O Dr. Cruz, acompanhante da doença de meu pai, tio dum cunhado meu, informa-me, com indisfarçável dificuldade: “Jorge, quando voltar para Angola não vai voltar a ver o seu pai! Vai-lhe dar o 3º AVC – estão reunidas todas as condições, não sei é quando ocorrerá – e ele não irá resistir”. Fiquei siderado.
O tempo de regresso aproxima-se rapidamente pois o tempo de convívio não passa ... voa. Peço à família que quando, e se, o pai falecer não me avisem de imediato, pois não quero conceber a ideia de receber um telegrama informando-me desse facto e eu não poder estar junto a ele. “Comuniquem-me passados aí uns dez dias”, disse eu.

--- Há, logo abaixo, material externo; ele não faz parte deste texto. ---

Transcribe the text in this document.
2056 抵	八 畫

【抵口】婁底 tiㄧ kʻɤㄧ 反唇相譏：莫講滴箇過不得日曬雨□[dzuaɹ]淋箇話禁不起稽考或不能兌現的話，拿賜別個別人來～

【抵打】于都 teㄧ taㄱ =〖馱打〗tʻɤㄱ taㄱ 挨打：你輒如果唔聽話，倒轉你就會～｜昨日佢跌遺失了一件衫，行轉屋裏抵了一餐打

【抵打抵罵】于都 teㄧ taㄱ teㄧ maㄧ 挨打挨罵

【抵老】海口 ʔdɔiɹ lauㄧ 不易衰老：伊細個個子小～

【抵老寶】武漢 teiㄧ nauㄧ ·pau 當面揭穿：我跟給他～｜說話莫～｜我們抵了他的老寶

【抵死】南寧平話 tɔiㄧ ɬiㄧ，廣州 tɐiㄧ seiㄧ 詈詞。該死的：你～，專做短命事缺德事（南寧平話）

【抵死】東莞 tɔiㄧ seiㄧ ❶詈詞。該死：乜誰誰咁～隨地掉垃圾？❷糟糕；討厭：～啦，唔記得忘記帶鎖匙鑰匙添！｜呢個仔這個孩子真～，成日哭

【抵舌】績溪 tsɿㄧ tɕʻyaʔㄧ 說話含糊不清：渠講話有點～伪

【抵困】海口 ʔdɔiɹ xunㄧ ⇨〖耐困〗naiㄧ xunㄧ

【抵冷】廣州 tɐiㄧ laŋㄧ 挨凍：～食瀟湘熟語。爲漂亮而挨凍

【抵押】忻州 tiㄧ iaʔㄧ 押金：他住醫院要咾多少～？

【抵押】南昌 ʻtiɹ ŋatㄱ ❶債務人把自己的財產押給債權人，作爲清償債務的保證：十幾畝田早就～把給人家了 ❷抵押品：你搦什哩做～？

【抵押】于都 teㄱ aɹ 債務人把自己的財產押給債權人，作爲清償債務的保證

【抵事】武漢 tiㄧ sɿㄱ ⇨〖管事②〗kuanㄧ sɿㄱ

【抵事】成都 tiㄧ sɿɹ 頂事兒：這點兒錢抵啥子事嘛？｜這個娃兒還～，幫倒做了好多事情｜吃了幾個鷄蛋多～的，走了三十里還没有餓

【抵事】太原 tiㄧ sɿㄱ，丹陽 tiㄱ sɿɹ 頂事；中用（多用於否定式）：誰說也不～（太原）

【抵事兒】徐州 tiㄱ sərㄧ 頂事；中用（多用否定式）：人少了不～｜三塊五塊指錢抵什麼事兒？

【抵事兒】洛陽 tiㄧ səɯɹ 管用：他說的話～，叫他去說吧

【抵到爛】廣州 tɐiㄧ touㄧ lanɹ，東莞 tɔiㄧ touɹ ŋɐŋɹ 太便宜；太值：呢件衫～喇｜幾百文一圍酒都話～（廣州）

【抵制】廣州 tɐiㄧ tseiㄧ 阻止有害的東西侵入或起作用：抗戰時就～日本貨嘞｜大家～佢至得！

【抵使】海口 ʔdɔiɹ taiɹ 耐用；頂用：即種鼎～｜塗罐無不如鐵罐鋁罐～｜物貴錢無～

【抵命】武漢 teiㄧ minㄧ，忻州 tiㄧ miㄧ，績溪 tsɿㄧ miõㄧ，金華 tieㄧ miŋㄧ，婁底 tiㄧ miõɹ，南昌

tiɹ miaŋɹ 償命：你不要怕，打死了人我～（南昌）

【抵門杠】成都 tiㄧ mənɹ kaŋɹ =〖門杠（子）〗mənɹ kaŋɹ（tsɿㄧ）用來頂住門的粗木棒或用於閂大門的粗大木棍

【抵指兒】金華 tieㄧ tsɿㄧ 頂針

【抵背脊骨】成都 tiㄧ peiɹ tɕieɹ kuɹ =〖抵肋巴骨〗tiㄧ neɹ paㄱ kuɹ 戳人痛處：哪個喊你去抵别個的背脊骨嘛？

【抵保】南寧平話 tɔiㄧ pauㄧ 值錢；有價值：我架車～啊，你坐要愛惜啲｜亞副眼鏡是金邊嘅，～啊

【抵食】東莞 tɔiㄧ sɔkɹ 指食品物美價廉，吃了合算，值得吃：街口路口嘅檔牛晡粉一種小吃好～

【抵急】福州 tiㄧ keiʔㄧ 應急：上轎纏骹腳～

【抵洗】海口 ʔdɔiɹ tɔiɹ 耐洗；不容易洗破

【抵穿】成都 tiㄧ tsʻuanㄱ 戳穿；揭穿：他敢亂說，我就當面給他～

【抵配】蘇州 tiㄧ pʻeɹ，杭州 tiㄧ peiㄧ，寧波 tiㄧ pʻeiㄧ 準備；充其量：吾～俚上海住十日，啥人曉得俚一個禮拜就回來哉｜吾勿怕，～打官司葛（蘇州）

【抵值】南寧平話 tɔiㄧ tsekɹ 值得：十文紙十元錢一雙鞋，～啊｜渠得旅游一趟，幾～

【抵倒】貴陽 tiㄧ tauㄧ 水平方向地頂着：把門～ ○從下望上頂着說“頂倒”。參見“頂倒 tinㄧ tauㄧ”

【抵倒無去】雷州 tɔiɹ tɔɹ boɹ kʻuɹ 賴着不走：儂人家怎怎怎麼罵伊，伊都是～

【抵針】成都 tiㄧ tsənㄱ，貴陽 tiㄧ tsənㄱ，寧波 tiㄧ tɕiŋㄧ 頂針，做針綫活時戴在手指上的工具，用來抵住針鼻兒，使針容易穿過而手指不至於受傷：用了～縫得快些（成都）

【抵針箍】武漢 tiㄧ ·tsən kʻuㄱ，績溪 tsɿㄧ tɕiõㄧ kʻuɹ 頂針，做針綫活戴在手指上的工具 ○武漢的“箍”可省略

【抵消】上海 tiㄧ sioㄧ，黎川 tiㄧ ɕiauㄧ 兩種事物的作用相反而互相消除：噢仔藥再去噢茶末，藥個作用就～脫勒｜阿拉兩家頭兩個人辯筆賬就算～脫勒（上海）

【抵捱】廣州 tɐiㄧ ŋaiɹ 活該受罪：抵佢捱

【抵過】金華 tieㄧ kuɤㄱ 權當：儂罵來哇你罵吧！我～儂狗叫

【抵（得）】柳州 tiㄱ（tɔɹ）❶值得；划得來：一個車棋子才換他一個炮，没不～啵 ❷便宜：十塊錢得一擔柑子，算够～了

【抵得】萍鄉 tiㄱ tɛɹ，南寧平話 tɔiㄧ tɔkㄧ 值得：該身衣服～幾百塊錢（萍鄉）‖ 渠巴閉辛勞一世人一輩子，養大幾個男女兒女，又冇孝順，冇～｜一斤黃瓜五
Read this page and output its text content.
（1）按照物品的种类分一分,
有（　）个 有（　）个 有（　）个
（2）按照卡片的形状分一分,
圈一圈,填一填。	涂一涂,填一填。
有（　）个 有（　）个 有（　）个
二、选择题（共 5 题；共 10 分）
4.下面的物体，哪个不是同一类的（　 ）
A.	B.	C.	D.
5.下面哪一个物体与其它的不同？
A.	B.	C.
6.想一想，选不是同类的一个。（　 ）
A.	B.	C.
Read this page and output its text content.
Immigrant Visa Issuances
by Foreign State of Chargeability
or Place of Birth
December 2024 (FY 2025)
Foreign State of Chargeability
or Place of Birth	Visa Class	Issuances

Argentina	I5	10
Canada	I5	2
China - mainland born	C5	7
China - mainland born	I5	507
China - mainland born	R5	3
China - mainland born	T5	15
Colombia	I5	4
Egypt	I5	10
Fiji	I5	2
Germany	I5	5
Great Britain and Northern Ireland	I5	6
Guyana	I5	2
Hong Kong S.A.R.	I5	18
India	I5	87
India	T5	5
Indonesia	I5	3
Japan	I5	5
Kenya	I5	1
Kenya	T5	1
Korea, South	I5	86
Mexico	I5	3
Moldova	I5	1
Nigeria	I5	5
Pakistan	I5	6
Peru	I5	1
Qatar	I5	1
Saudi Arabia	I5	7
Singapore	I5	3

Decorridos num ápice os dias 27 e 28 do segundo mês daquele ano de 1970, todo o mês de março e o 1º de abril, estou eu de mala feita para embarque no dia 2 em Pedras Rubras.
Entro no quarto de meu pai, e ele, balbuciando, diz: “já vais, não é? Vai, vai, é o teu dever e deves cumprir essa obrigação”. Nascido em 1903, viveu as duas Guerras Mundiais. O termo “guerra” era muito emblemático para ele, mas teve sempre um sentido muito patriótico acerca dos conceitos da época sobre as Províncias Ultramarinas. Sabia bastante da matéria relacionada com a defesa das Colónias aquando da I Guerra Mundial. Eu, qual autómato sorumbático, aparvalhado, dou-lhe um beijo e um abraço e saio rapidamente do quarto. Procuro colocar a minha mente já em Angola para tentar fintar o pensamento que me assalta e me fere o coração.
Abraços e choros circunstanciais dos presentes, entro no Caravelle da TAP em Pedras Rubras e concentro-me já em Lisboa, onde me aguarda um Jumbo (Boeing de 2 pisos) na sua viagem inaugural, chamado “Vasco da Gama”, com destino a Luanda.
A premonição do médico foi cumprida quatro meses depois.